On the Appeal of Anarchism, a Response to Don Smith's "Are Anarchists in Occupy Aiding Grover Norquist?"
by Dave Fryett
The short answer, of course, is no. One might think that the title of Smith's confused article is preposterous enough to render rebuttal unnecessary, but the questions posed are familiar and important ones, and worthy of attention.
A large and ever-growing range of radical political orientation goes by the name of anarchism these days. It will thus be impossible to do justice in one article to each strain, my hope is to capture those elements which are common to all. But what follows is just one anarchist's view.
Like so many critics of anarchism, Smith doesn't really know his subject. He says he understands why Occupiers and anarchists reject working through the Democratic Party as it would be difficult to drive out the corporatists. This he regrets as, he insists, progressive Democrats and Occupiers are working for the same things: economic justice, women's rights, gay rights, environmental stewardship, a strong social safety net, an end to militarism, an end to the police state, and an end to corruption.
We do not seek merely the end of the police state, but the end of the state altogether. Another core principle for us is freedom; the ability to act, think, engage, disengage, build, withdraw, plan, organize, exchange, love, and dream freely. The state corrals such liberty, confines it within acceptable parameters. Anarchism does not wish to constrain the ingenuity of everyday people, but to liberate it, give it a free hand. Capitalism has wrought a society remorselessly divided into the few rich and the great many poor. It is the raison d'etre of the state to perpetuate this inequality. The state exists to suppress democracy as the great mass of people would never willingly accept the pitiless economic polarization under which we are compelled to live. In its entirety, the state is the enforcement apparatus of ruling class power. It cannot be reformed, it has to go, as does the power behind it. As John Holloway put it, we want "the end of power-over, and the unleashing of power-to." Here, too, we stand in opposition to the Democrats.
Moreover, the great majority of anarchists reject political parties. To paraphrase Ngo Van: The so-called workers' parties are embryonic forms of a new state. Once in power they form the nucleus of a new ruling class and induce nothing more than a new system of exploitation.*
Later in the article Smith suggests that the state has provided us with many benefits: seat belts...civil rights laws...pollution controls, Medicare, Social Security, laws, constitutionally guaranteed freedom of religion and press...public transportation, public schools, disaster relief, medical research...
Firstly, we attained these benefits over the obstreperous and often violent objection of state and capital. It is not as though the they wanted us to have them. They were bestowed upon us under duress. Secondly, these things come to us from government because it has a monopoly on power and thus controls them. We get them with the blessing of the state or we don't get them at all. We have constitutional rights, but the only real threat to these is the state, the same state which ever so condescendingly grants them to us. We would not need the guarantee if not for the existence of the government as it is the only thing which can (and frequently does) deprive us of these rights.

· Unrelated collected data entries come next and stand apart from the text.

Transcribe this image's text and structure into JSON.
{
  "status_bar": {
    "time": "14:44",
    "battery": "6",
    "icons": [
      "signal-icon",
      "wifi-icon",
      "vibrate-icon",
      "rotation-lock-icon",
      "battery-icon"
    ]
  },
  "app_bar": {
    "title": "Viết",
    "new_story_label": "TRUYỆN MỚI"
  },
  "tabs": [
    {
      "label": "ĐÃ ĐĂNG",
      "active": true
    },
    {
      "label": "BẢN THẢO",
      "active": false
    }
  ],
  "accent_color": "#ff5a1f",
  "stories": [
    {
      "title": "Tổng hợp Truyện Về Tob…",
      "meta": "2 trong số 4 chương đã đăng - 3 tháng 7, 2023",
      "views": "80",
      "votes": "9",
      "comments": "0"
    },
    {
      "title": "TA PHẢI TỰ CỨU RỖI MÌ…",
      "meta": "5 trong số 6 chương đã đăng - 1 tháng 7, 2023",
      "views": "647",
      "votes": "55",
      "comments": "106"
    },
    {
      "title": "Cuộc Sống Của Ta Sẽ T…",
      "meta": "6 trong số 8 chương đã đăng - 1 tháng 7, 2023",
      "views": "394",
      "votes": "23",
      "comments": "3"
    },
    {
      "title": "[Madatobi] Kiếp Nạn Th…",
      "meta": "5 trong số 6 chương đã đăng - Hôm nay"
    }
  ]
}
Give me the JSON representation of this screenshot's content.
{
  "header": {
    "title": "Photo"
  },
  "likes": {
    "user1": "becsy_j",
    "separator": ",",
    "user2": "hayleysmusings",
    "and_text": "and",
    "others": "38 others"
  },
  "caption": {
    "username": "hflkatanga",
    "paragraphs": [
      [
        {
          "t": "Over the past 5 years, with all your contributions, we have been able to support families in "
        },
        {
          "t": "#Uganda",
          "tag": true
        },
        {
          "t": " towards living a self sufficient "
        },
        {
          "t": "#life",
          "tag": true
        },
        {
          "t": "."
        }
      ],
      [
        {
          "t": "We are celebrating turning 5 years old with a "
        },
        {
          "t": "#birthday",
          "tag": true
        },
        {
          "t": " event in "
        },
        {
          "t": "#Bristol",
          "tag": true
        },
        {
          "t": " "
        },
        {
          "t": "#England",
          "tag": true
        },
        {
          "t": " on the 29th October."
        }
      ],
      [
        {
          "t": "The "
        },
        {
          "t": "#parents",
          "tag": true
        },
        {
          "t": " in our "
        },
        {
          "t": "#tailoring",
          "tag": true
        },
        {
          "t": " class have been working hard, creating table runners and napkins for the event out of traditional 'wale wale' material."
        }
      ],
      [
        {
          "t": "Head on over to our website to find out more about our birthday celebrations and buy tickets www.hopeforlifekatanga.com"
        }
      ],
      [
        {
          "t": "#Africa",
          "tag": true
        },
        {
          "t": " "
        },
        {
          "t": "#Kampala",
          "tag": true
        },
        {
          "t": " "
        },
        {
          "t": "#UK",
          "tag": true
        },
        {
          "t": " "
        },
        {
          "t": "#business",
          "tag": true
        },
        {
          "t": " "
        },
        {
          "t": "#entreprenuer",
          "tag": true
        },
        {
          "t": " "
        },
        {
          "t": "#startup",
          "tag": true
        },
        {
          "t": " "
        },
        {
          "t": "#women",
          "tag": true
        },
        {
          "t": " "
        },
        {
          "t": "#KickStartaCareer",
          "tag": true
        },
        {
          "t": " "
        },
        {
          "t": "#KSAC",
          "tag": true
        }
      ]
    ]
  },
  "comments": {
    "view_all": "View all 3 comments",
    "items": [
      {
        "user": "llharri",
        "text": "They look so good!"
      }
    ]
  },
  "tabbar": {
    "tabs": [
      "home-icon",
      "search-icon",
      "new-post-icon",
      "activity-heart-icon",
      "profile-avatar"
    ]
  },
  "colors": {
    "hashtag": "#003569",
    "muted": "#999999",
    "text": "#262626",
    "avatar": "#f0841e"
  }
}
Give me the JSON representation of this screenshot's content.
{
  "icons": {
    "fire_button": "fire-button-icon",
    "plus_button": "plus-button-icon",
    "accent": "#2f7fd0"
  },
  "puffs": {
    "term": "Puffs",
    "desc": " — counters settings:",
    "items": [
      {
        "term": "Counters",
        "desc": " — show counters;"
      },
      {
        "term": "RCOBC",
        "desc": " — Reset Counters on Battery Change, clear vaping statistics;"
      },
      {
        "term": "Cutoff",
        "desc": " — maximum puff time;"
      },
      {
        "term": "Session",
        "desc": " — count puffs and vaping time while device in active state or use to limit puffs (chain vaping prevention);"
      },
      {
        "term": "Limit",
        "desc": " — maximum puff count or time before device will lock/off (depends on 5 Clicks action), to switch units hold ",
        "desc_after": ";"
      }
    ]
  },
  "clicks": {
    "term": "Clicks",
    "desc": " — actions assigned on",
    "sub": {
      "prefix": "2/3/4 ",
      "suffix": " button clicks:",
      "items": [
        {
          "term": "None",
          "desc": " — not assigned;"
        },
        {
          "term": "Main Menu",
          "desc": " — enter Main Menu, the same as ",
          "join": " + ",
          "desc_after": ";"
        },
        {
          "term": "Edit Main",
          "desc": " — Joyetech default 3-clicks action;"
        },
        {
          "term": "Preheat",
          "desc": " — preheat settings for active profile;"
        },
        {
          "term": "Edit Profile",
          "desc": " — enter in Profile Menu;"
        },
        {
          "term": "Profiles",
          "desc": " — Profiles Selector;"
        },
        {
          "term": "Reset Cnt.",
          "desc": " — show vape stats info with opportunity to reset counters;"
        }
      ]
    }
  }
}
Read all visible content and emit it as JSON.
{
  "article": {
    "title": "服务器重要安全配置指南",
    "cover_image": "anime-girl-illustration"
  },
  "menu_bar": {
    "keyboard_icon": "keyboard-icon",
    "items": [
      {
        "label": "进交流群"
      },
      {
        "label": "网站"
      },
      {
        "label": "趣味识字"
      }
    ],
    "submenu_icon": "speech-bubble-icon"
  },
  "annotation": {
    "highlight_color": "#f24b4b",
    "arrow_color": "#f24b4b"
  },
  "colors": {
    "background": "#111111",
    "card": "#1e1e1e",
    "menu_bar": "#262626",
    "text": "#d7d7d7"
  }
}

Transportation, schools and the other services listed above are the result of the labor of countless workers, and it is they and not the state who are responsible for their existence. The state isn't providing these services, but rather is establishing its hegemony over them. The state rules, workers comply or endure some of the state's other public services, like police batons, pepper spray, cavity searches, detention, incarceration etc.
Smith, betraying an astonishing ignorance of his topic, contends "Corporations aren't going away, because it is efficient for people to organize themselves into groups, both economically and politically. Typically, such groups are hierarchical, and members of the group cooperate to reach shared goals. For corporations, of course, the goal is to earn money; employees benefit when their company prospers. "
Here again we see a propensity for circular thought. No Leftists deny the efficiency of group labor, we anarchists insist it be democratic. Under capitalism, one faction privately owns the factory and the other, the workers, hats in hand, beg for the opportunity to sell their labor for a fixed hourly rate. The former sell the product of the workers' labor for more than it cost to produce. They become rich, while the workers will lead not much more than a subsistence existence and pass their last years in want.
Employees do not benefit when the company prospers, capitalists do. What is good for workers--pay raises, shorter hours or better conditions-- is bad for the capitalists as it results in increased costs. This is the class struggle, the irremediable contradiction at the heart of capitalism. It's a zero-sum game.
Another core principle of anarchism is self-management. What we want is that the means by which society produces those things we need and desire--factories, schools etc.--be publicly owned and run by the workers. And, most importantly, that production be tailored to consumption, and that the profit-motive and all its extractive abuses be brought to an end. It means the end of one person depending upon another for his livelihood.
We anarchists have no objection to economic organization, as Smith put it. As to hierarchy: It should be up to the workers to organize themselves as they see fit. To cede some authority to a party responsible for a particular task should be their prerogative, and is acceptable to most anarchist so long as it is acceptable to those affected, freely given, revocable at any time, and for the benefit of the whole and not the recipient.